How long have your staff worked here?
Find out who in your international PR team will be responsible for working on your account. They will most likely be introduced during your visit and, if they impress you, it may be a deciding selection factor. Make sure they are settled and are not likely to be tempted to leave any time soon. Losing a trusted executive is a common reason for a drop off in campaign results. Having consistent, long-term communication with trusted contacts at your partner agencies will ensure greater message continuity as you co-develop campaigns over time.
How do you handle client conflicts?
It is obviously an advantage if your agency can demonstrate a high degree of competence and success in handling campaigns for others in your market. If they were a competitor, ask the reasons why the relationship came to an end. Remember also that their expertise in your sector could be attractive to competitors. Find out how they would handle an approach from one of your rivals.
Can you name three industry influencers you can introduce us to?
Do your research. Know three top industry influencers you want to reach in each market. How many of these top influencers can they demonstrate a relationship with? Ask them to name one top influencer whose following is mostly confined to the local market.

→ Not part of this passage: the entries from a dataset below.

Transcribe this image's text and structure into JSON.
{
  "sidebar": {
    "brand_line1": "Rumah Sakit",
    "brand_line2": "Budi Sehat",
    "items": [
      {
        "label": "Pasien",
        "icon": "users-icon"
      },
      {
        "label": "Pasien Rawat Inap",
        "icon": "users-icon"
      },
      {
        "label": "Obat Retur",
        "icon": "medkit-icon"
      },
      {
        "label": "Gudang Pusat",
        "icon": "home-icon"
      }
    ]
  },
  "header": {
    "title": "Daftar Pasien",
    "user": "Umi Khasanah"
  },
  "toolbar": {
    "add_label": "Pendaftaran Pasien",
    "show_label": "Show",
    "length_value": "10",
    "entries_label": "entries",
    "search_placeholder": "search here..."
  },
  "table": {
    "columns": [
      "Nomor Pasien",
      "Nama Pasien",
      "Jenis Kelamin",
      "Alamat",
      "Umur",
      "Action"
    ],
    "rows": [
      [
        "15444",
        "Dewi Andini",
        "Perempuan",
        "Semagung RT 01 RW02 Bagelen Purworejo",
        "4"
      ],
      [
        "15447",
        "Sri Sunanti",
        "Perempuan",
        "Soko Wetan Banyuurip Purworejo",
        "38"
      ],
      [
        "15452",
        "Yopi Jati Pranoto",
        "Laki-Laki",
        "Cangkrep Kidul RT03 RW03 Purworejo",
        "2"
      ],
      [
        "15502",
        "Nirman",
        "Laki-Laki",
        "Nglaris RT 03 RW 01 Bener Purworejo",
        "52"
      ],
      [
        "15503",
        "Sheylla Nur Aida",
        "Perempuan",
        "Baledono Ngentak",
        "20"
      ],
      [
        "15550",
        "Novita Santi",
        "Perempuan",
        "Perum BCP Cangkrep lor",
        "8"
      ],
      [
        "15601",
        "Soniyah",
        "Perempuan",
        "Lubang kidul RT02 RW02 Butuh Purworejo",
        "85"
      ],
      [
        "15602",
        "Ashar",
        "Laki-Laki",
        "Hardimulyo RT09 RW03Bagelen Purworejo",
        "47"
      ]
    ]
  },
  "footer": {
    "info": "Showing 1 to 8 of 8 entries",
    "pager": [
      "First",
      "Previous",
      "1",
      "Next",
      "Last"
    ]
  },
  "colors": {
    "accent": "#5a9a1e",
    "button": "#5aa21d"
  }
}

The concept of an alternative international PR service also has legs but requires a healthy cash-flow to sustain it.
In summary, managing an international PR effort has many elements including consistent messaging, well-organized central administration, strong local representation, creativity, influential contacts and financial vigilance. The biggest brands may outsource everything to a global agency or network. However, the majority of clients prefer to manage campaigns using an in-house manager who selects their local agencies themselves. If you are thinking of engaging with international PR agencies for the first time hopefully the above five “secrets” or insider tips may help.